Türkiye özellikle 27 Mayıs 1960 kanlı askerî darbesiyle sistemi tamamen bürokrasi odaklı bir vesayet sistemine girdi. Askerî ve sivil olmak üzere örgütlenen bürokratik yapı, demokrasinin çoğulculuk ilkesini yok etti. Yargı, devlet memurları yapıları darbelerin şartlarını (gerektiğinde) oluşturmaya adandı. Tüm sivil kurumlar askerî bir modelle örgütlendi, özellikle eğitimde halka tepeden bakan sistemin emirlerini vaaz eden bir öğretmen kesimi yetiştirildi.
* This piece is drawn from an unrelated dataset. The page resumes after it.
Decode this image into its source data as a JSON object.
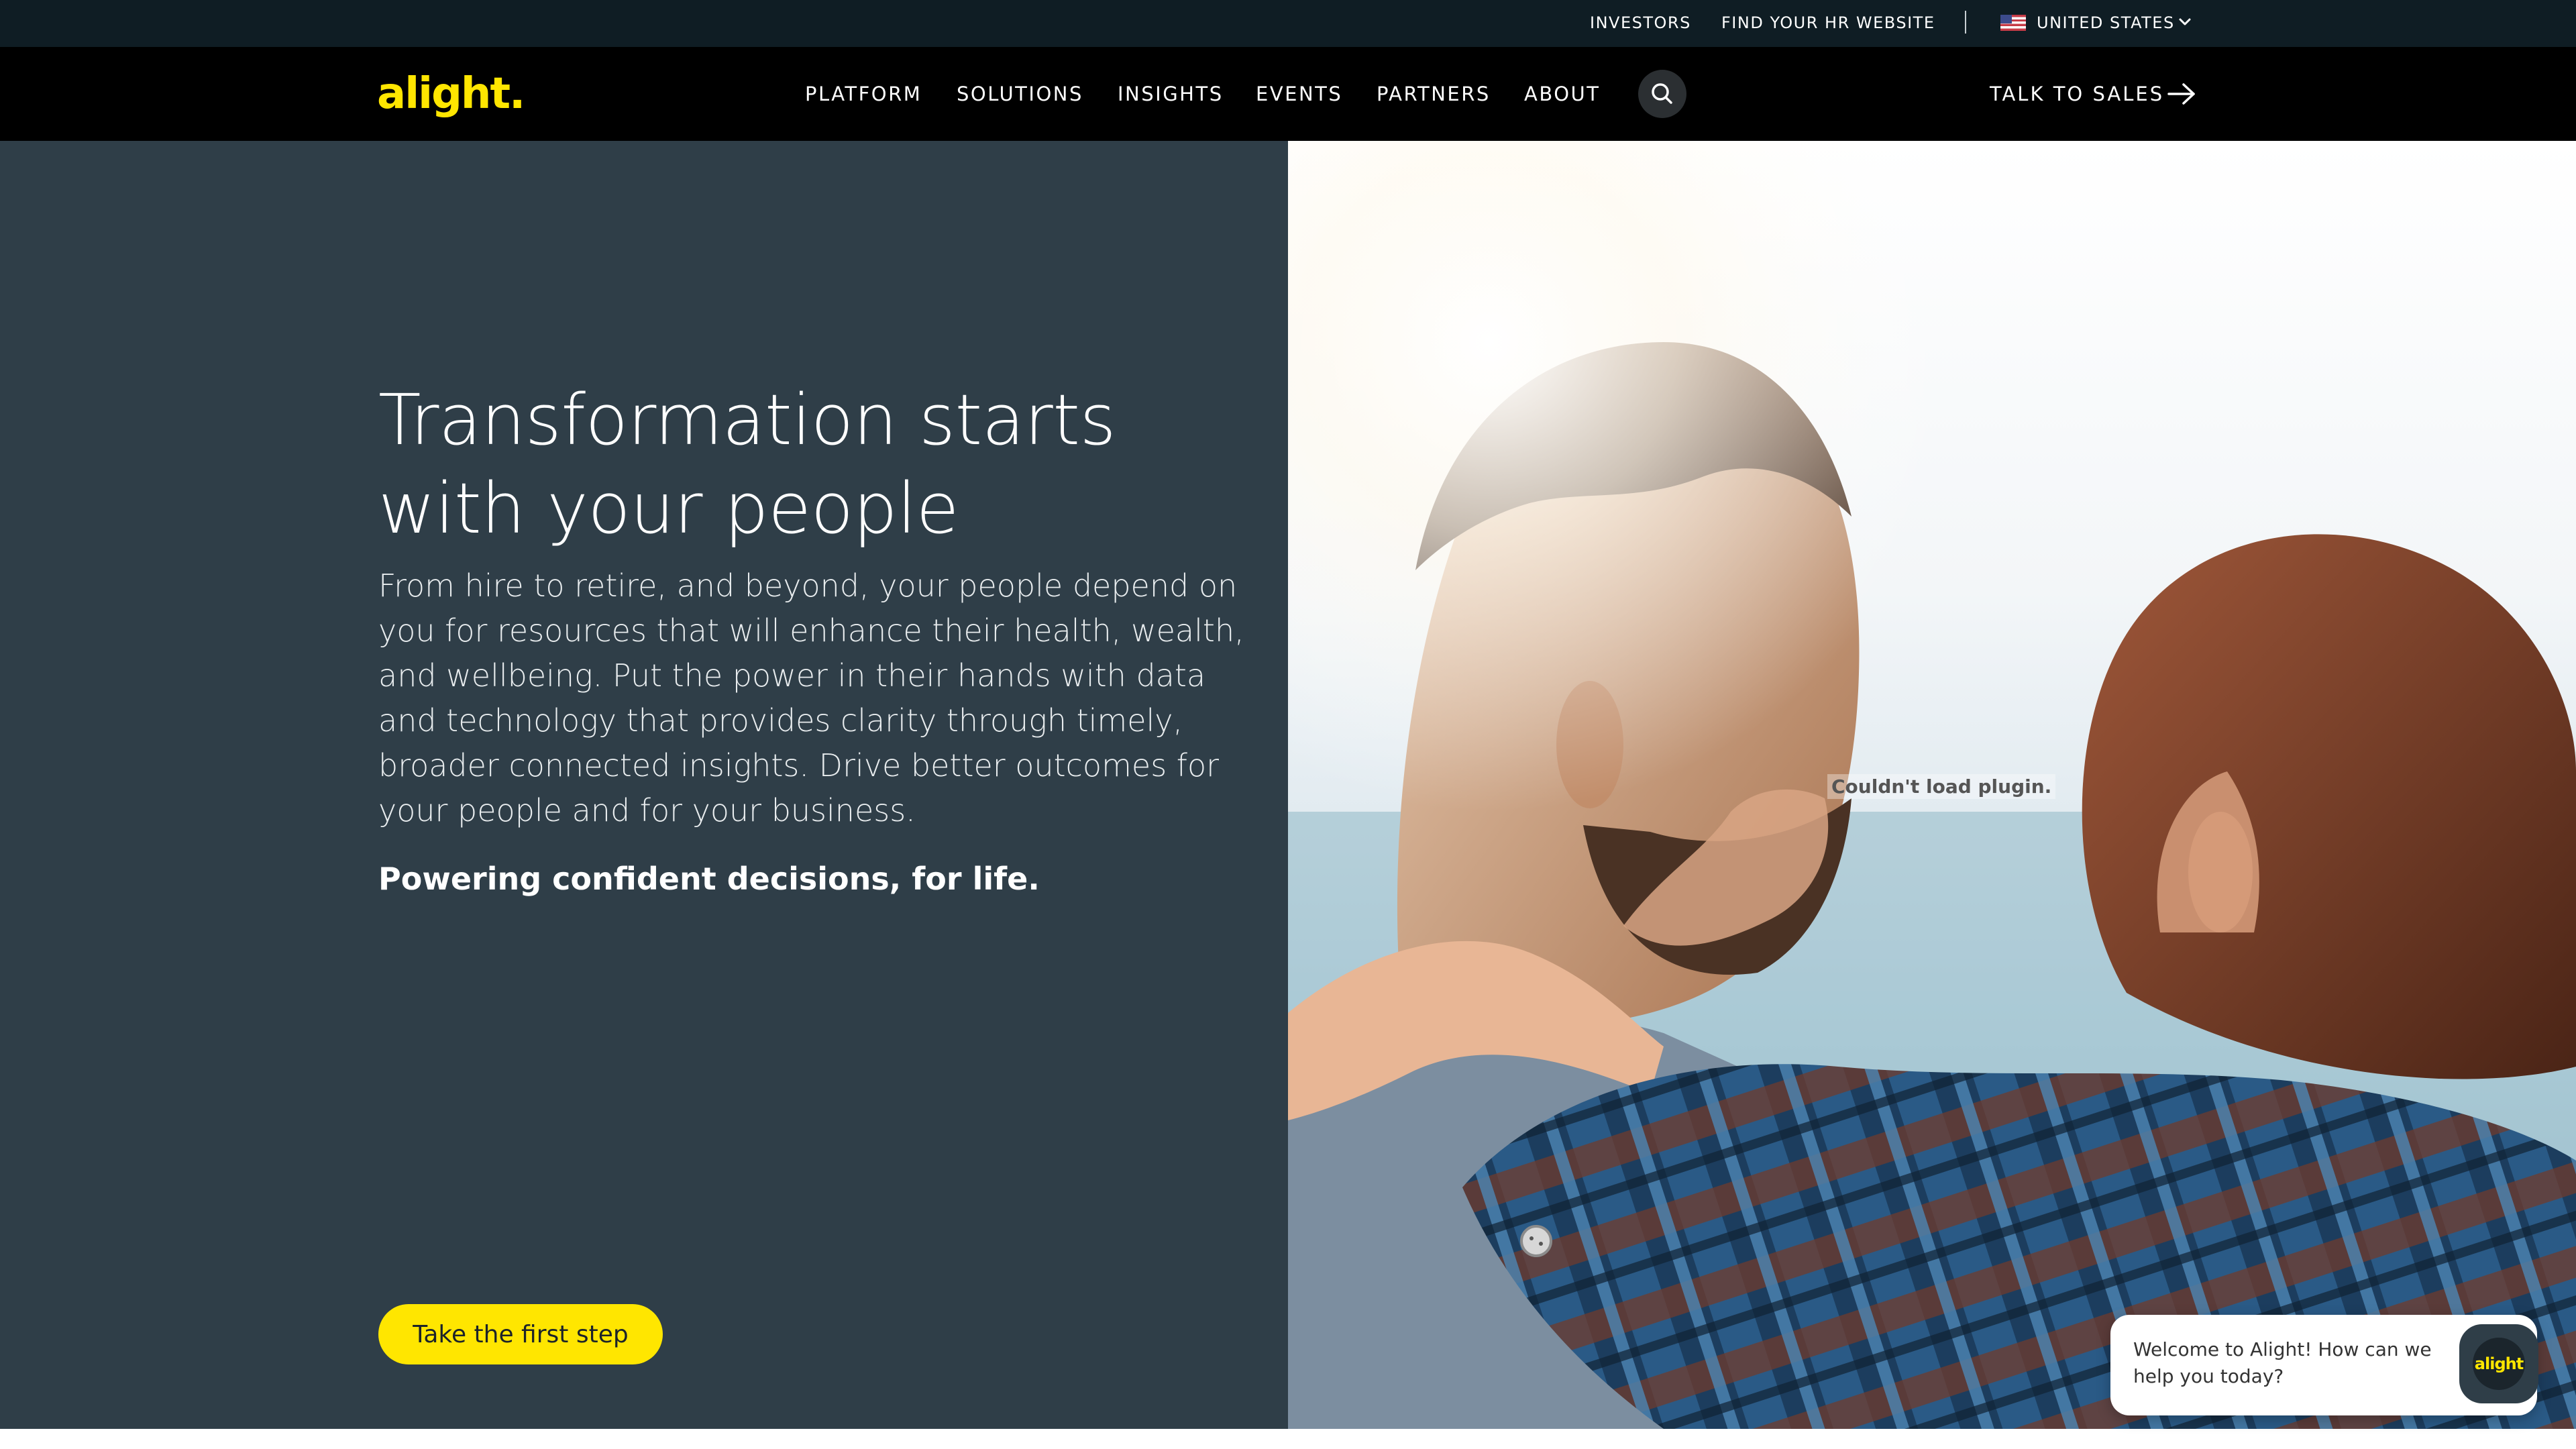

Bu gün bu durum çok değişmiş değildir. Okullar kışlanın ilk eğitiminin yapıldığı yerler olarak sistemin kritik merkezleri oldu. En yakın bir okula gidin sonra da bir kışlayı ziyaret edin. İki kurum arasında kaç tane fark olduğunu bulmaya çalışın. Yılların eğitimcisi olarak ben halen farkları zor buluyorum. Diğer kamu kurumları ziraat ilçe müdürlüğü, posta hizmetleri vb. tamamı bürokratik vesayet sistemin mini birer şubesi gibidir. Özetle, hacimce büyük bir bürokrasi dünyası ve bu dünyanın kendi gündemi vardır. Bürokrasi çarkı bazen hızlı bazen yavaş ama mutlaka vesayetin bir taşıyışı olarak dönmeye devam etmiştir.
Sivil bürokrasinin yanında askerî bürokrasi darbe zemininin ana karargâh üssüdür. Halka güvenmeyen sistem mühendisleri orduyu en kolay darbe yapabilecek, sivil demokratik sisteme ayar verebilecek şekilde kurmuşlardır. Ordu ve mensupları ortalamanın üzerinde maddi gelir elde ederler, ticaret yapma (OYAK vb.) hakları vardır. Otomobil üretirler, bütçeden ayrılan paranın nasıl, nereye, ne şekilde harcandığı sorulmaz. Şehir merkezlerinde, en güzel muhitlerde, askerî kışla, karakol, sosyal tesis, eğitim alanları onlar tarafından kullanılır ve maddi problemleri hiç yaşamazlar. Askerler daha küçük yaşta sistemin belirlediği, örtük bir müfredat ile eğitilir, beyinleri yıkanır mutlaka bir cemaatin üyesi olarak mezun olurlar. Sivil yönetici ve halktan bol bol kendilerini pohpohlayacak mesajlar duyarlar. Onlara “ülkenin, cumhuriyetin hatta demokrasinin” güvencesi olduğu söylenir. Cumhurbaşkanlığı muhafız alayı askerî darbenin koçbaşlarıdır. Kanlı 15 Temmuz girişiminde muhafız alayının Erdoğan’ı etkisiz hale getirmek için hazır olduklarını biliyoruz. Kamuoyu çok şaşkın, oysa gerçekleşen askerî darbeler incelendiğinde muhafız alayının örtülü görevinin ‘cumhurbaşkanını teslim almak’ olduğu görülecektir. Sivil bürokrasinin ince ince zeminini döşediği darbe iklimi finalinde askerlerin ve tankların yer aldığı bir müdahale ile sonlandırılır. Kısa sürede darbe zeminindeki eksik taşları telafi edecek yeni anti-demokratik sistem kurulur ve bir sonraki darbeyi bekleriz.
Türkiye’deki bürokratik yapı, sistem içine darbe zeminini hazır hale getirmek için örgütlenmiştir. Daima darbe tehlikesi içinde yaşamamızın sebebi budur. Bütün bunlardan sonra Türkiye’de bürokrasinin yapısal konumu radikal önlemler almayı gerekli kılıyor. Hem askerî bürokrasinin hem de sivil bürokrasinin yeniden yapılandırması ve mutlaka küçültülmesi bir zorunluluktur.